Album Review: Ultraísta – Sister

Spacey synth sound

Experimental pop-rock trio, Ultraísta, have just released their sophomore full-length LP, Sister, since their self-titled debut back in 2012. Fast fact – the band’s name is inspired by some early 20th-century Spanish literary movement known as “ultraísmo” and, as the band collectively confides, their sound “was conceived from a love of Afrobeat, electronica, art and inspired by tequila.” An odd lot, indeed, comprised of Nigel Godrich, Radiohead’s highly revered producer; Joey Waronker, regular session musician for R.E.M. and Beck; and chartreuse Laura Bettinson. Both Godrich and Waronker are members of the supergroup Atoms for Peace. Anyways, on the radar gun this project clocks in at 42 minutes of runtime with nine songs. All the tunes sort of blend into each other for a hazy, fractured stretch of a listen teeming with copious amounts of ambient synth, club-beat percussion lines and water-logged vocals. The team crafts an unremittingly jaded soundscape that drips with verve.

The first track, “Tin King’,” has a panoramic warping and muffled acapella while also led by this Daedalian drum-track. It’s very layered from the outset, much is happening and has this disorienting effect. Instruments come and go, not limited to just this track, although this one seems their most illustrious out of the rest. Various modulated synth waves prevail through all the tracks as this is their primary weapon in the project; it’s an electronica album, and it’s all executed in a very fractured manner and dangerously lacks any inherent structure.

It’s also chock full of these digitally synthesized arpeggios sounding like the wind-chimes outside a nursing home in an interstellar ocean, sometimes even the likes of celestial insects in the track “Bumblebees.” This track is another dissonant utterance within the sonic oeuvre – broken tick-tack metallic bongos, slow ambient notes struck with bored patience, breathless singing and even some stately strings! This track is particularly touching. It’s one of those you dance to in a covert room and just lose yourself. It’s wavy and voluminous.

Sister, holistically, is like this spectral space soundtrack scored for daunting interplanetary exploration, with the aperture at the part when you see the ship softly exploding in the near-distance just out of reach and any remaining hope. It’s really delicate and melodic and morose, especially in tracks like “The Moon and Mercury” wherein there’s a clear contrivance to make it sound warbled and ethereal, yet offset with slightly crass, slightly despondent lyrics like, “I don’t know what it is to know myself,” or, “prick me in the ass so I can see the shadow of a moon and mercury.”

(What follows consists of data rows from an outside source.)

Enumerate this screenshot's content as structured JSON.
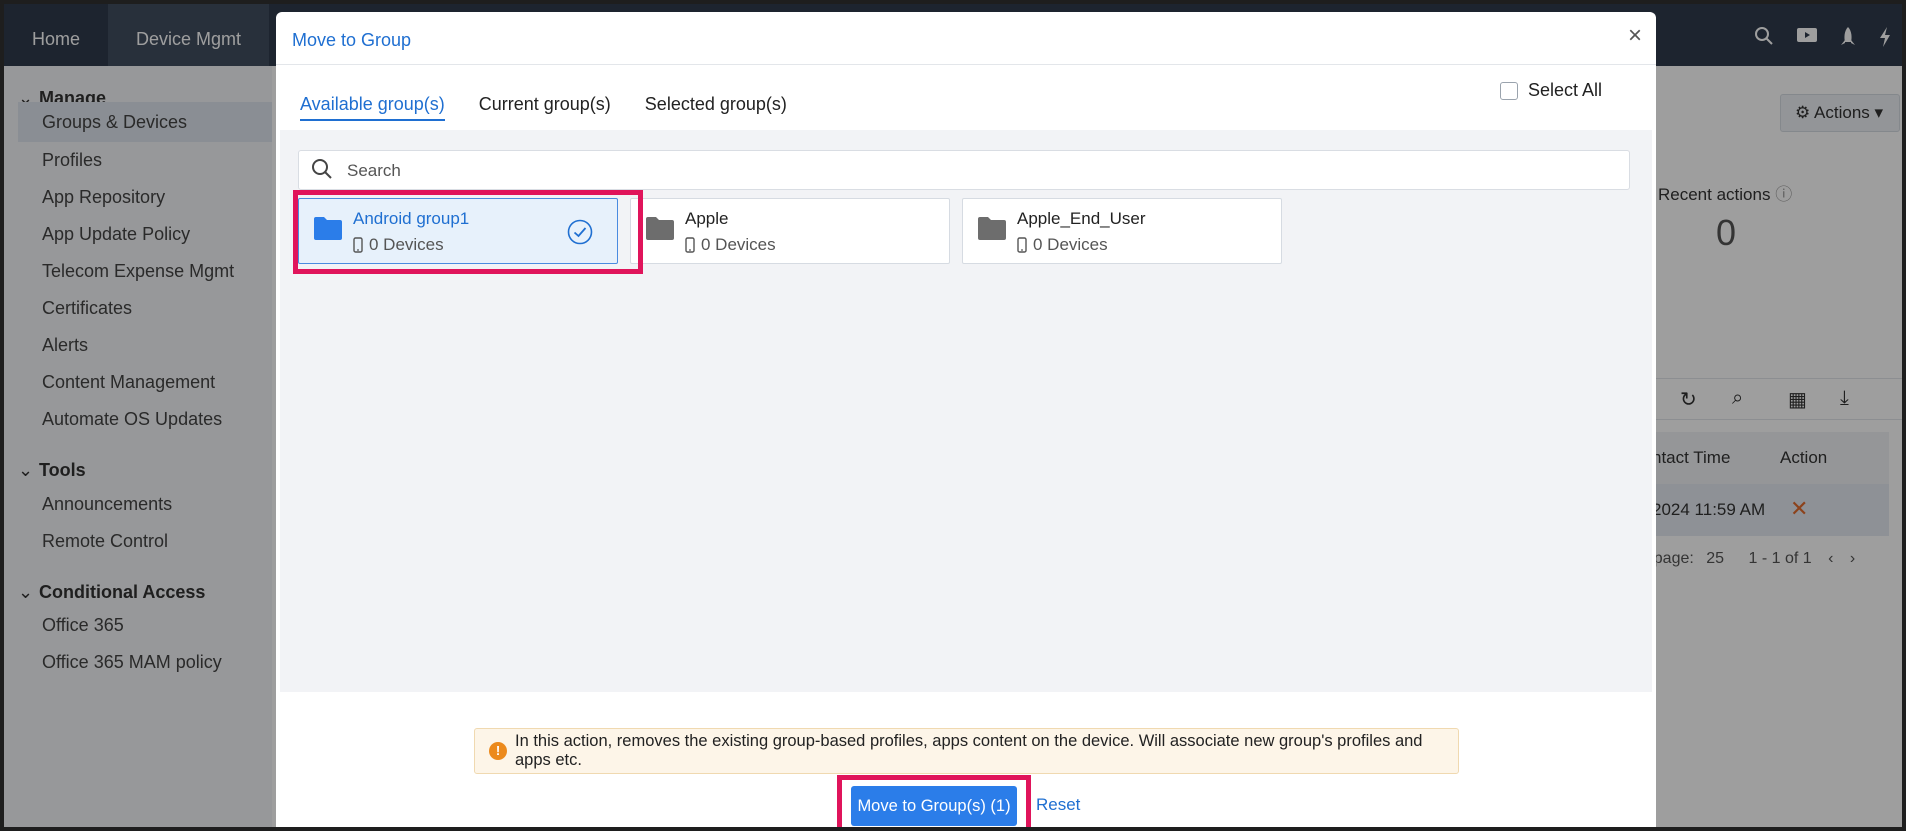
{
  "topnav": {
    "items": [
      "Home",
      "Device Mgmt"
    ],
    "icons": [
      "search-icon",
      "video-icon",
      "rocket-icon",
      "bolt-icon"
    ]
  },
  "sidebar": {
    "sections": [
      {
        "title": "Manage",
        "items": [
          "Groups & Devices",
          "Profiles",
          "App Repository",
          "App Update Policy",
          "Telecom Expense Mgmt",
          "Certificates",
          "Alerts",
          "Content Management",
          "Automate OS Updates"
        ]
      },
      {
        "title": "Tools",
        "items": [
          "Announcements",
          "Remote Control"
        ]
      },
      {
        "title": "Conditional Access",
        "items": [
          "Office 365",
          "Office 365 MAM policy"
        ]
      }
    ],
    "selected": "Groups & Devices"
  },
  "background": {
    "actions_label": "Actions",
    "recent_actions_label": "Recent actions",
    "recent_actions_value": "0",
    "table": {
      "col_contact": "ntact Time",
      "col_action": "Action",
      "row_contact": "2024 11:59 AM"
    },
    "pager": {
      "per_page_label": "r page:",
      "per_page_value": "25",
      "range": "1 - 1 of 1"
    }
  },
  "modal": {
    "title": "Move to Group",
    "tabs": [
      "Available group(s)",
      "Current group(s)",
      "Selected group(s)"
    ],
    "active_tab": "Available group(s)",
    "select_all_label": "Select All",
    "search_placeholder": "Search",
    "groups": [
      {
        "name": "Android group1",
        "devices": "0 Devices",
        "selected": true
      },
      {
        "name": "Apple",
        "devices": "0 Devices",
        "selected": false
      },
      {
        "name": "Apple_End_User",
        "devices": "0 Devices",
        "selected": false
      }
    ],
    "warning_text": "In this action, removes the existing group-based profiles, apps content on the device. Will associate new group's profiles and apps etc.",
    "move_button_label": "Move to Group(s) (1)",
    "reset_label": "Reset"
  },
  "colors": {
    "accent": "#1f6fd1",
    "primary_button": "#2b7de9",
    "highlight": "#e0145b",
    "warning": "#ec8a1c",
    "topbar": "#2f3b4d"
  }
}
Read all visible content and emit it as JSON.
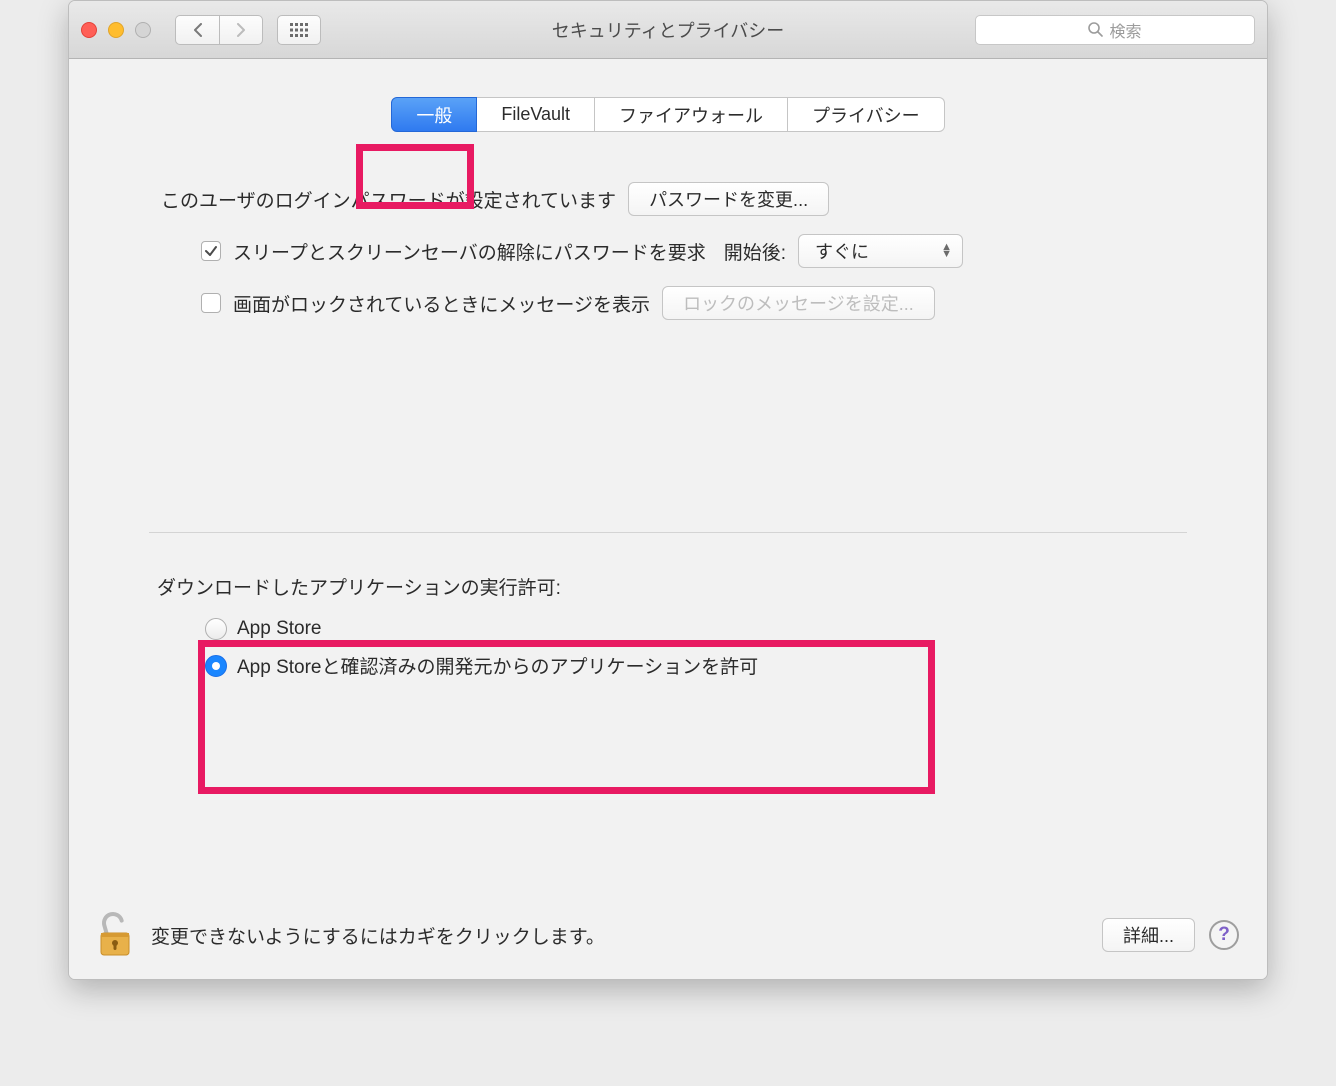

All in all, the mercurial instrumentation disinterring and disintegrating makes the piece overly-wrought and hard to follow, a bit cacophonic. Yet, if all aspects of the music were separated it’d sound really immaculate and all, but it’s just really muddled and kind of drowned out by all the peripheral noise. Although, the thing still sounds like an obsidian prism pirouetting under a corona of stars, yet it’s overly lavish, a little cloying. So, if you’re content with an inundation of tightly-tuned channels blending into a kaleidoscopic head-twist then look no further, sonic discombobulation will now shower upon you.